L'argument, simple, n'en reste pas moins source de quiproquos, de riantes ficelles propres à la comédie et d'une bonne dose de situations grotesques, burlesques, voire absurdes. À l'aube d'un mariage des plus prometteurs avec la très florale Hélène – née sans doute dans les roses… ornant les pépinières parentales –, le fringant Fadinard se lance dans une quête effrénée pour récupérer un chapeau de paille d'Italie… Pour remplacer celui croqué – en guise de petit-déj ! – par un membre de la gent équestre, moteur exclusif de son hippomobile, ci-devant fiacre. À noter que le chapeau alimentaire appartenait à une belle – porteuse d'une alliance – en rendez-vous coupable avec un soldat, sans doute Apollon à ses heures perdues.

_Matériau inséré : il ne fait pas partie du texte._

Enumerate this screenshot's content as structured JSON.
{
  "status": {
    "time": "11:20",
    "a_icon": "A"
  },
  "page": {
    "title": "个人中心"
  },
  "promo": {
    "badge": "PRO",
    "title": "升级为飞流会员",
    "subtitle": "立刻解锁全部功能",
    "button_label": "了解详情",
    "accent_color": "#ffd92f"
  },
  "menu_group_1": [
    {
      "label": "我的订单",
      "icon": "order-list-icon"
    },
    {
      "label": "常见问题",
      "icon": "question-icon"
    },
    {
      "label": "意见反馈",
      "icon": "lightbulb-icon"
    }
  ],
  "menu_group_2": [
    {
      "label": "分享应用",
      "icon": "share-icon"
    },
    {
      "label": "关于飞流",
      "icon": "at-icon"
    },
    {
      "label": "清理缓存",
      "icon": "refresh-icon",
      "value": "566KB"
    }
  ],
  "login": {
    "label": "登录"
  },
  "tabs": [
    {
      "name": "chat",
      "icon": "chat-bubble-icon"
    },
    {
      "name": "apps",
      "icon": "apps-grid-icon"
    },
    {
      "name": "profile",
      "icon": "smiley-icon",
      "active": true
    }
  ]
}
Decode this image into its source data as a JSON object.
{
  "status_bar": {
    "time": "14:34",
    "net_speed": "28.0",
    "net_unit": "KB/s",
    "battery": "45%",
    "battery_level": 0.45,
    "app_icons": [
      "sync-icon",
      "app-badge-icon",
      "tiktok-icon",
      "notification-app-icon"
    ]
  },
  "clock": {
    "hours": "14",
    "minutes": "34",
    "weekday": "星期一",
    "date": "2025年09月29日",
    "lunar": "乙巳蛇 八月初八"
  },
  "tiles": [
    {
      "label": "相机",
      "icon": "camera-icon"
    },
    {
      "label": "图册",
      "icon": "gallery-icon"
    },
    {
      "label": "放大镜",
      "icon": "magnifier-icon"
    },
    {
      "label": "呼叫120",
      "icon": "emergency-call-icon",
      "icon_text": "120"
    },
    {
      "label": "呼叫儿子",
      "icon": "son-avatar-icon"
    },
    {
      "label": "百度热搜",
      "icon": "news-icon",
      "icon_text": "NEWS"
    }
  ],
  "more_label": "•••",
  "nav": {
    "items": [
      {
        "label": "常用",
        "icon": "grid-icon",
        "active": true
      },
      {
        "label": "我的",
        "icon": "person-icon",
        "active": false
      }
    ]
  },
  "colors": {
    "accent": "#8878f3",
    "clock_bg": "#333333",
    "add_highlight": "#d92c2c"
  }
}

N'ayant pas vocation à pérenniser toute forme d'adaptation académique, nos deux metteurs en scène vont imaginer que cette histoire absurde est un songe, le songe d'une nuit… niché au creux du voyage ensommeillé de l'aimable Fadinard. Accrochez-vous à votre oreiller ! La pièce la plus célèbre de Labiche se transforme en une nouvelle comédie explosive, électro-onirique ! Comme un rêve habité de nounours dans un sommeil moelleux peuplé d'êtres extravagants en doudounes orange.